A hostile environment and inconsistent weather may explain why some birds become better singers than others, and also likely have superior learning and mating skills, a study said Thursday.
The research is based on a large-scale study of mockingbirds in different habitats carried out by researchers at the National Evolutionary Synthesis Center (NESCent) in Durham, North Carolina, the Cornell University Lab of Ornithology and McGill University.
"As environments become more variable or unpredictable, song displays become more elaborate," said Carlos Botero, a post-doctoral researcher at NESCent.
"Survival and reproduction become more complicated when weather patterns are unpredictable because you don't know when food will be available or how long it will be around."
And for female birds, "the consequences of picking a mediocre mate are magnified in harsher climes," he said.
Male mockingbirds sing mainly to impress mates, so superior singing skills suggest that a male is a good catch, according to Botero. But males that sing more complex songs also "tend to carry fewer parasites, and have offspring that are more likely to survive," Botero said.

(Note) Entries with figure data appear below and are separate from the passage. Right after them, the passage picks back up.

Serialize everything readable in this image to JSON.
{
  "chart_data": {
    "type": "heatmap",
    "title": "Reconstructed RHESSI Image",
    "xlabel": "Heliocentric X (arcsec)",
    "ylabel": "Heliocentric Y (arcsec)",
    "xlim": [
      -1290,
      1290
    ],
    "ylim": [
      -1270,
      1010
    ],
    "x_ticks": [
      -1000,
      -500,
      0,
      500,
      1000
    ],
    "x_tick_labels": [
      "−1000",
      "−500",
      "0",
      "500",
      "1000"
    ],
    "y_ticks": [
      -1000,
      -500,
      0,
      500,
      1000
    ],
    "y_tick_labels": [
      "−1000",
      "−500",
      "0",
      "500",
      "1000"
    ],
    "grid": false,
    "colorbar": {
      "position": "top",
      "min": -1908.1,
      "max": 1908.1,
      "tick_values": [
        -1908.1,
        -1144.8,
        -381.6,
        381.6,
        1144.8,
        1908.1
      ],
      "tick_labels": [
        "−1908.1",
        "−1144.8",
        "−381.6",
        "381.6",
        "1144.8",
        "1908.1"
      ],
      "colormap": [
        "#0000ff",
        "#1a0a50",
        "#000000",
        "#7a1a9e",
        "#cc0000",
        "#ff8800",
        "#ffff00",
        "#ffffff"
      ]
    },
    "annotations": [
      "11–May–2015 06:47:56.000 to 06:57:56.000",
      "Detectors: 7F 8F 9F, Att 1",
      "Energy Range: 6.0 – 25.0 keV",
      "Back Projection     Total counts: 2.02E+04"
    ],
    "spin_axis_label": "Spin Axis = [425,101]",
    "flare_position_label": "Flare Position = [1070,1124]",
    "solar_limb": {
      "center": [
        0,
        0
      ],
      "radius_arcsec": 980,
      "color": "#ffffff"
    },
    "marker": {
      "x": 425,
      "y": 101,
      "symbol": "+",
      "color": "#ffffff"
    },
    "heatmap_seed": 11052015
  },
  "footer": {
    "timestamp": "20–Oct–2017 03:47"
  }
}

Songbirds are not born knowing how to sing, and have to learn their songs over time. Botero and colleagues believe that this song-learning ability is a sign of broader learning ability.
"Birds that sing better are telling others, at least indirectly: Hey, I'm a good learner," said Botero.
Botero searched sound archives around the world and traveled the southern hemisphere to tape bird songs in the wild, recording nearly 100 tracks from 29 mockingbird species.
He later used computer programs to convert each sound recording into a sound graph, then compared the patterns to a database of temperature and precipitation records.
The study appeared in the US journal Current Biology.